Fraction exhaled nitric oxide (FeNO) serves as a biomarker for type 2 inflammation. A study published as part of the AAAAI Annual Meeting measured the value of baseline FeNO levels for subsequent severe asthma exacerbations in patients with uncontrolled, moderate-to-severe disease who were receiving placebo in the dupilumab phase III QUEST study.
To be eligible for inclusion, patients had to have moderate-to-severe asthma uncontrolled with inhaled glucocorticoids plus ≤2 controllers, history of ≥1 exacerbation in prior year, forced expiratory volume percent predicted ≤80%, and Asthma Control Questionnaire score ≥1.5. There was no requirement for baseline type 2 biomarkers. Over the 52-week treatment period, annualized severe asthma exacerbation rate was evaluated per baseline FeNO levels (<25, 25-49, ≥50 ppb) in 620 patients assigned to placebo, and further stratified by baseline blood eosinophils (<150, 150-299, ≥300 cells/μL).
Patients with baseline FeNO ≥50 ppb, compared with those with baseline FeNO <2 5ppb, were 1.54 times as likely to have exacerbations when adjusting for baseline eosinophils and other clinical characteristics (95% confidence interval [CI], 1.11-2.14). Patients with baseline FeNO ≥50 ppb and eosinophils ≥300 cells/μL were 3.19 times as likely to have exacerbations compared with patients with baseline FeNO <25 ppb and eosinophils <150 cells/μL when controlling for possible differences in other clinical characteristics (95% CI, 1.62-6.28).
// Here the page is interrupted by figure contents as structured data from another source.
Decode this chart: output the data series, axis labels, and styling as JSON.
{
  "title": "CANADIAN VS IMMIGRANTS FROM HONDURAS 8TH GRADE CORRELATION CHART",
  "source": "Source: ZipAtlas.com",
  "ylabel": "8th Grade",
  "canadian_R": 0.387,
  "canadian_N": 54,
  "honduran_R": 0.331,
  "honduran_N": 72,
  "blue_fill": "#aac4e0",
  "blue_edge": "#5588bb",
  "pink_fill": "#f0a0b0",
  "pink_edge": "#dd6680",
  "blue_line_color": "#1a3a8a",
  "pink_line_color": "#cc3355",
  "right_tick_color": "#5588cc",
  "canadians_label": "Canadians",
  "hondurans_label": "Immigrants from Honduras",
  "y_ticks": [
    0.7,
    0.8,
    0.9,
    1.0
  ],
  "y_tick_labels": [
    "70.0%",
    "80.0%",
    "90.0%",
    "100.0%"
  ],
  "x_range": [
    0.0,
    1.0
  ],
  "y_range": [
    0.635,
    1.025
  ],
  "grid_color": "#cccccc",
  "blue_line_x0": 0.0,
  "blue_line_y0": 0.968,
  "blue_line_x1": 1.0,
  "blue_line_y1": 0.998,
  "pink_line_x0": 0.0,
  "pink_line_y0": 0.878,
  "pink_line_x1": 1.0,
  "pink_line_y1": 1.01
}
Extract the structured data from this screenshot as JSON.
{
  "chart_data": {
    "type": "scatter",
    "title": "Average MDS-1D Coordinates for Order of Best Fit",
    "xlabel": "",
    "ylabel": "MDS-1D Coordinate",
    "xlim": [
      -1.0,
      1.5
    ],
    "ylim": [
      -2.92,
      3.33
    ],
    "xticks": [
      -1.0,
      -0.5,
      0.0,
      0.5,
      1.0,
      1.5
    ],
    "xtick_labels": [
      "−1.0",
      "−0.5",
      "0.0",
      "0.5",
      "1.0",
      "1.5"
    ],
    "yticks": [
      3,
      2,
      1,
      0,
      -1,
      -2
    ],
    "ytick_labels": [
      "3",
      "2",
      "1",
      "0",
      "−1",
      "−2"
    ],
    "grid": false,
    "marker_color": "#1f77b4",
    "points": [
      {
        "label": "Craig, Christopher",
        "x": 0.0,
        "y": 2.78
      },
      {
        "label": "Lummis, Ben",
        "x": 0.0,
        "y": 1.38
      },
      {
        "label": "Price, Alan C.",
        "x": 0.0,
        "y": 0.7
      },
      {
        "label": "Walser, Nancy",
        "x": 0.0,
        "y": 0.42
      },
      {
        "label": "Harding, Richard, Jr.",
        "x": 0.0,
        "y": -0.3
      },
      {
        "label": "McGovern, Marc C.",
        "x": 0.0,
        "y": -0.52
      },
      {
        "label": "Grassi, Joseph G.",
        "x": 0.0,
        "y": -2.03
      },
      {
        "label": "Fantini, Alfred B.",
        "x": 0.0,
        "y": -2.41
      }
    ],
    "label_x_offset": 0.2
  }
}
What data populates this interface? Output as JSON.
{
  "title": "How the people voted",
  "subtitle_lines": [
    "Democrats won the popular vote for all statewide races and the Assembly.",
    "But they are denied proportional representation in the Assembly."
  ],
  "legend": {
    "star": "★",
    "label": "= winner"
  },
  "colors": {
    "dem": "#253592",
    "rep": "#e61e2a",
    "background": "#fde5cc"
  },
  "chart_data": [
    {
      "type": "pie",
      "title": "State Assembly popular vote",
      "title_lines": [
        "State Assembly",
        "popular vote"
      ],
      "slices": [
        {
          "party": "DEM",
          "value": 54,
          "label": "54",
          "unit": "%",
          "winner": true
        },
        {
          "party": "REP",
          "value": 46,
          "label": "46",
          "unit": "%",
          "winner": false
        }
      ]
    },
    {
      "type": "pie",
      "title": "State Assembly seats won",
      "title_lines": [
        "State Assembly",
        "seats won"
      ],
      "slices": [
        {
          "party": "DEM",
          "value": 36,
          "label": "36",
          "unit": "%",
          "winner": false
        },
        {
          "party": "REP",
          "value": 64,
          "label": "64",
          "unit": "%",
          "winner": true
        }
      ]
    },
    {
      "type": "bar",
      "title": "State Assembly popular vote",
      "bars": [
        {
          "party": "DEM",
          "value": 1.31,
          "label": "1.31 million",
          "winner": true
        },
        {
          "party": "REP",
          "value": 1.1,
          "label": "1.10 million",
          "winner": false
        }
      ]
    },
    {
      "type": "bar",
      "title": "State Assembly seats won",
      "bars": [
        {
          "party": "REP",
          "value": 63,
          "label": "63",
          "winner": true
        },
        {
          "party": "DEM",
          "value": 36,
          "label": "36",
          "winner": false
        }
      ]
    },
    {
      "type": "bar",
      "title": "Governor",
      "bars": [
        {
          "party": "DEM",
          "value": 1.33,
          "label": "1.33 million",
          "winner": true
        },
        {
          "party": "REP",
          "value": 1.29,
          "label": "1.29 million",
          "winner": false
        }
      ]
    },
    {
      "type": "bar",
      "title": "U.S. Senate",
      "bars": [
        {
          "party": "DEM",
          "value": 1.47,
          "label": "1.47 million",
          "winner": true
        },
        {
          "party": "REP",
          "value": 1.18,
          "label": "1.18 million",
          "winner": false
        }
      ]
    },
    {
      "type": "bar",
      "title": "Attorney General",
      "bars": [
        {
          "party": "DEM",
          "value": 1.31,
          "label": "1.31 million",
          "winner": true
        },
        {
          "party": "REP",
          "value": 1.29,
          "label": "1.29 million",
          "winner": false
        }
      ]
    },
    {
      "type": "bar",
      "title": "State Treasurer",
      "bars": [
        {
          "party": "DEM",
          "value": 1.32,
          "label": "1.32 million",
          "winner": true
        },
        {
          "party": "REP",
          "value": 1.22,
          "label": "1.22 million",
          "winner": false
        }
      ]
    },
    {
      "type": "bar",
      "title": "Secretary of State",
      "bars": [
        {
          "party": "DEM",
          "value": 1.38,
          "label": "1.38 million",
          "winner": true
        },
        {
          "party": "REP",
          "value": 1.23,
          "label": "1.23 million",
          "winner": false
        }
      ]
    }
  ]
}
“In [patients with] uncontrolled, moderate-to-severe asthma, higher baseline FeNO levels were associated with higher severe asthma exacerbation rates over the subsequent 52 weeks, independent of standard clinical characteristics; risk was particularly high in patients also having blood eosinophils ≥300 cells/μL. These results suggest that FeNO, independently and in combination with blood eosinophils, identifies patients at increased risk of subsequent exacerbations,” the researchers concluded.